Ella había tomado la decisión una semana antes, cuando vio por casualidad los mensajes en el teléfono de él. No estaba buscando nada a propósito, solo quería ver la hora, pero allí estaban: fotos, mensajes, planes para el fin de semana. Marcos ni siquiera se había molestado en poner una contraseña.

—Catalina, hablemos como adultos —Marcos decidió cambiar de táctica—. Estoy dispuesto a reconocer que me equivoqué.
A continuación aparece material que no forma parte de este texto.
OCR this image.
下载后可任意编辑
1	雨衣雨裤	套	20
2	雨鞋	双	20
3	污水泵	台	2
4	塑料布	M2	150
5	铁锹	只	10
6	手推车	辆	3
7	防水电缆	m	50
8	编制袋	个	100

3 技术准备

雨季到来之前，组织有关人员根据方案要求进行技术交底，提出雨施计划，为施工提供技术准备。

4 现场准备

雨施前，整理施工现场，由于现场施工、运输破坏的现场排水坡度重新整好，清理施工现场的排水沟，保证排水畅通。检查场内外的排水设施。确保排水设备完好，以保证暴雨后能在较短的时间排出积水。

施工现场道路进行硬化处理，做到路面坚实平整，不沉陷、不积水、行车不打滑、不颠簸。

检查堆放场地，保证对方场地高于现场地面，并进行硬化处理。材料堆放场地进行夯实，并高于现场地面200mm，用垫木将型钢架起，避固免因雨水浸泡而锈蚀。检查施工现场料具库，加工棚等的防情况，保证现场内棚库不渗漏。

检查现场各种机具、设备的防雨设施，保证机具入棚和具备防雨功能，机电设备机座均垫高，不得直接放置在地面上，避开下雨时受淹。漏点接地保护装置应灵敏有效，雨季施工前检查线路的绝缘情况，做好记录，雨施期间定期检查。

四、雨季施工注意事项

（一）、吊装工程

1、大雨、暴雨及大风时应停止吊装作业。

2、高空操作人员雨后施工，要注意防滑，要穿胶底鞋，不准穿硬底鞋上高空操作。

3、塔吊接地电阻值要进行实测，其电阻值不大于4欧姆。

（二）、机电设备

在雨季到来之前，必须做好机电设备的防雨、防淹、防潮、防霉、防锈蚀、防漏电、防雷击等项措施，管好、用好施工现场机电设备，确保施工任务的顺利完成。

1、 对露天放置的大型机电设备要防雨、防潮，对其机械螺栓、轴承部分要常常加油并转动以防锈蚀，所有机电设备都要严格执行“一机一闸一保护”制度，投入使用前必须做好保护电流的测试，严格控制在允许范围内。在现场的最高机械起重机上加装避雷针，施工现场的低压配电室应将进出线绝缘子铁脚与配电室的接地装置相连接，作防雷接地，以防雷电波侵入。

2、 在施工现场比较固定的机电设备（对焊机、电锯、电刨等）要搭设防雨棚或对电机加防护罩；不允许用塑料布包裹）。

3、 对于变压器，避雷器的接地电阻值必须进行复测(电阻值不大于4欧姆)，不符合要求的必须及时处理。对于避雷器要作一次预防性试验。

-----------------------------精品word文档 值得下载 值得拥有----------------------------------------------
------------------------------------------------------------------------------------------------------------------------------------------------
Estoy dispuesto a cambiar. Pero el divorcio es demasiado, ¿entiendes?

—No, Marcos —Catalina negó con la cabeza—. Presenté los papeles ayer.

Marcos primero palideció y luego se puso rojo. Catalina observaba ese cambio de color con curiosidad distante. Antes se habría asustado con su reacción, habría intentado suavizar las cosas, buscar un compromiso. Pero ya no.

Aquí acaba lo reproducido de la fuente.